For all the production’s black humour, I was genuinely moved by the characterisation of the puppets and what became of that poor, gaunt soul with the haunted eyes. There was something deeply disturbing about Tarrare’s tale that has pricked at me ever since – causing me to think about my own relationship with food.

There’s the purely physical side – I’m hungry, therefore I eat. My body lets me know it’s running out of fuel (I feel faint, my stomach rumbles etc.) and that I need to fill up at the nearest gas station. And then there’s the emotional side – the feeling of contentment after a good meal, the joy of flavour, the psychological associations, both negative and positive (also touched on in my post January 8 2006). How often do we ‘reward’ ourselves with food when we feel happy or sad, or deny ourselves as punishment or an exercise in self-control?

This guy had no control over anything. He was a slave to his stomach. The food no longer served a purpose – it brought him no pleasure, it gave him no sustenance, it never sated his hunger. In fact, his condition actually worsened with every meal.

For Tarrare, food had stopped being fun, functional or fulfilling – and yet he was forever compelled to feast.

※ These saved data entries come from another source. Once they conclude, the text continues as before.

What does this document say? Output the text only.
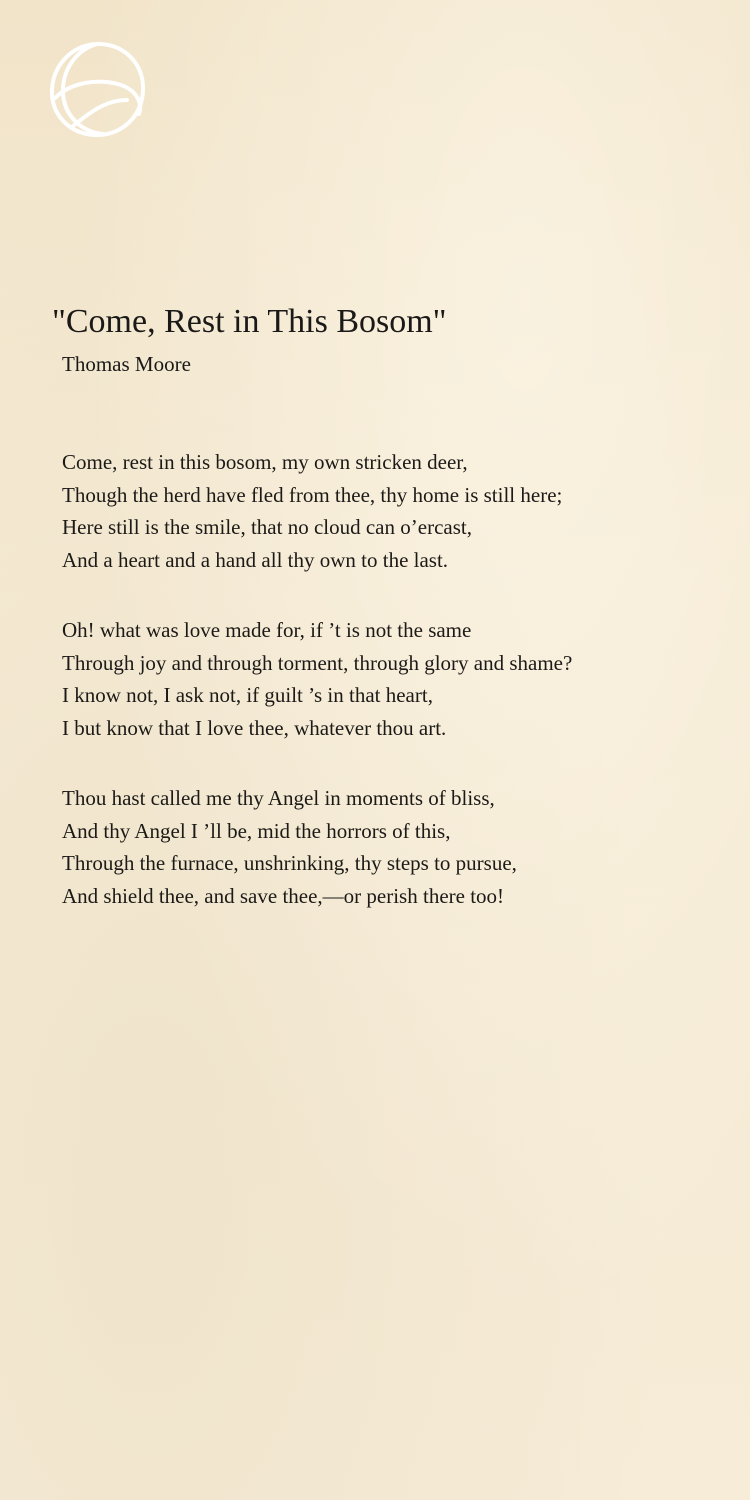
"Come, Rest in This Bosom"
Thomas Moore
Come, rest in this bosom, my own stricken deer,
Though the herd have fled from thee, thy home is still here;
Here still is the smile, that no cloud can o’ercast,
And a heart and a hand all thy own to the last.
Oh! what was love made for, if ’t is not the same
Through joy and through torment, through glory and shame?
I know not, I ask not, if guilt ’s in that heart,
I but know that I love thee, whatever thou art.
Thou hast called me thy Angel in moments of bliss,
And thy Angel I ’ll be, mid the horrors of this,
Through the furnace, unshrinking, thy steps to pursue,
And shield thee, and save thee,—or perish there too!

So far (touch wood), I’ve been lucky enough to be able to take eating for granted; to eat for fun or to socialise or just out of sheer boredom rather than mere survival. How many times have you eaten something just because it was there? That half pack of biscuits? The rest of the spag bol? Do you ever stop to wonder what a privilege that is?

I’ve never had to worry about where my next meal is coming from, and I’ve never truly known what it means to be hungry. And without truly knowing how that feels, there is, of course, a limit to my understanding when I say that I’m grateful for that. But whilst it’s easy to see how terrible it must feel to yearn for something you can’t have, having everything you could possibly consume, and yet still feeling empty, must leave a really bad taste in your mouth.

I’d been looking forward to a bacon sarnie all day, but my appetite still hadn’t returned by the time I got home. After what I’d just witnessed, I almost felt guilty for wanting one. I wasn’t that hungry – I totally could have gone without. And then I thought to myself: what would Tarrare do?

: )

The Depraved Appetite of Tarrare the Freak is at Wilton’s Music Hall until February 18th, before continuing its UK tour until March 10th.